Columnist Ruth Marcus isn't suggesting that most lawmakers are as heedless of ethics rules as Reps. Charlie Rangel and Maxine Waters. But there is something in the congressional atmosphere that enables and encourages their sense of ordinary-rules-don't-apply-to-me entitlement.

Syndicated columnist

WASHINGTON — My favorite part of the ethics report on Charlie Rangel involves his efforts to "close" a $10 million gift "to create AIG Hall" as part of the Rangel Center at the City College of New York.

Yes, that AIG.

At a meeting in April 2008, the New York Democrat, then the chairman of the House Ways and Means Committee, "asked AIG, at least twice, what was necessary to get this done," according to the report. The insurance giant wasn't so sure about writing the check, citing the "potential headline risk."

When AIG — the company that paid out hundreds of millions in bonuses after being rescued by a government bailout — recognizes an appearance issue, you know you've got a problem.

Unless, that is, you're Charlie Rangel. Or, for that matter, Maxine Waters, the California Democrat who this week joined Rangel in being charged with ethics violations and awaiting a public trial by the House ethics committee.

Which gets to my favorite part of the ethics report on Waters. Fast-forward a few months after Rangel's meeting with AIG, to the first weeks of September 2008. This was, to put it mildly, a busy time for then-Treasury Secretary Hank Paulson. The economy was tanking. Lehman Brothers was about to go down.

But when a senior member of the Financial Services Committee calls, the treasury secretary tends to listen. Waters said she had "some people in town who were important to her," Paulson recalled, and asked for a meeting with Treasury officials to discuss their concerns.

How important to her? As Waters told the Office of Congressional Ethics, which conducted the preliminary investigation of her activities, "You don't use your chits for nothing. You call when there is an important issue."

The issue broadly involved the government takeover of Fannie Mae and Freddie Mac and its impact on minority-owned banks. But when Paulson's aides got to the meeting, they discovered that all but one of the banking industry participants were from one such institution: OneUnited.

On whose board Waters' husband had served until a few months earlier. In which he continued to have investments worth between $500,000 and $1 million. A fact Waters somehow neglected to mention to Paulson — although she was most certainly aware of it. As the report notes, Waters mentioned to Congressman A — better known as Massachusetts Democrat Barney Frank — that "Sydney's been on the board." Frank twice advised Waters to "stay out of it."

The obvious question is: What is wrong with these people? The tempting answer: They're members of Congress.

This may sound both harsh and glib. I'm certainly not suggesting that most lawmakers are as heedless of ethics rules as Rangel and Waters appear to have been — although many members of the public appear disposed to believe so, and the seemingly endless stream of ethics revelations reinforces this misperception.

But there is something in the congressional atmosphere of compliant aides and fawning courtiers that enables and encourages their sense of ordinary-rules-don't-apply-to-me entitlement.

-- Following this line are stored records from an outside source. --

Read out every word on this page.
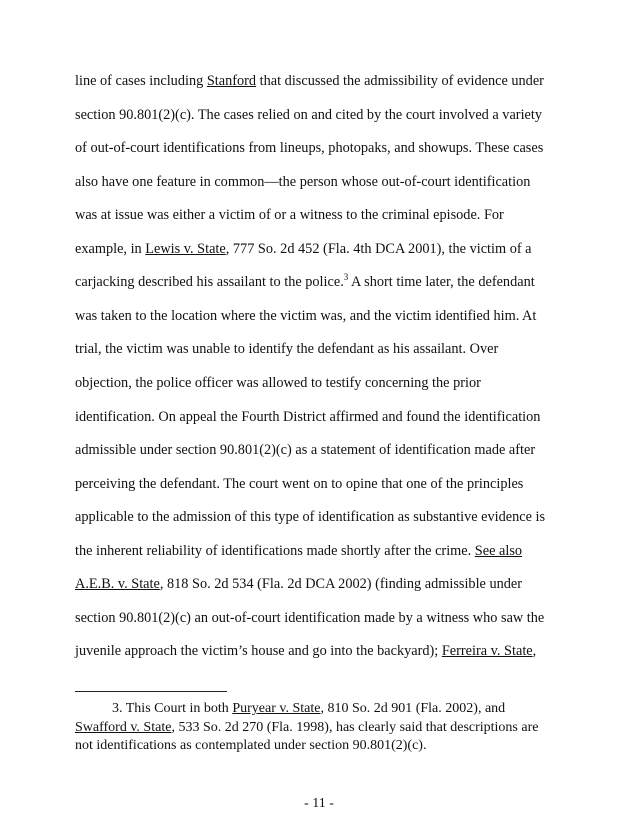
line of cases including Stanford that discussed the admissibility of evidence under
section 90.801(2)(c). The cases relied on and cited by the court involved a variety
of out-of-court identifications from lineups, photopaks, and showups. These cases
also have one feature in common—the person whose out-of-court identification
was at issue was either a victim of or a witness to the criminal episode. For
example, in Lewis v. State, 777 So. 2d 452 (Fla. 4th DCA 2001), the victim of a
carjacking described his assailant to the police.$^3$ A short time later, the defendant
was taken to the location where the victim was, and the victim identified him. At
trial, the victim was unable to identify the defendant as his assailant. Over
objection, the police officer was allowed to testify concerning the prior
identification. On appeal the Fourth District affirmed and found the identification
admissible under section 90.801(2)(c) as a statement of identification made after
perceiving the defendant. The court went on to opine that one of the principles
applicable to the admission of this type of identification as substantive evidence is
the inherent reliability of identifications made shortly after the crime. See also
A.E.B. v. State, 818 So. 2d 534 (Fla. 2d DCA 2002) (finding admissible under
section 90.801(2)(c) an out-of-court identification made by a witness who saw the
juvenile approach the victim’s house and go into the backyard); Ferreira v. State,
3. This Court in both Puryear v. State, 810 So. 2d 901 (Fla. 2002), and
Swafford v. State, 533 So. 2d 270 (Fla. 1998), has clearly said that descriptions are
not identifications as contemplated under section 90.801(2)(c).
- 11 -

The longer they stay — nearly 40 years in Rangel's case, going on 20 in Waters' — and the safer their seats, the sloppier they tend to get, and the more there tends to be an unseemly merger of the personal and the official.

In Rangel's defense, his conduct appears less directly self-serving than Waters'. But to read the lengthy report is to wonder how Rangel has refused to cop a plea — especially when the recommended punishment took the relatively mild form of a reprimand.

Rangel failed to pay taxes on rental income from his Caribbean villa. He neglected to report $600,000 in income on his financial-disclosure forms. He hit up companies with business before the Ways and Means Committee for donations as high as $30 million to the Rangel Center — improperly using official letterhead and directly soliciting corporate lobbyists.

You might think he would be inclined to make it all go away as quickly as possible. But contrition does not come naturally to politicians, certainly not to Rangel. "If they're so confused after 18 months that they can't find anything, then that is a story," Rangel said in June. Several days earlier, Rangel had received the precise charges against him.

Speaking of the "very troubling" allegations against Rangel, President Obama told CBS News, "I'm sure that what he wants is to be able to end his career with dignity." It may be too late for that.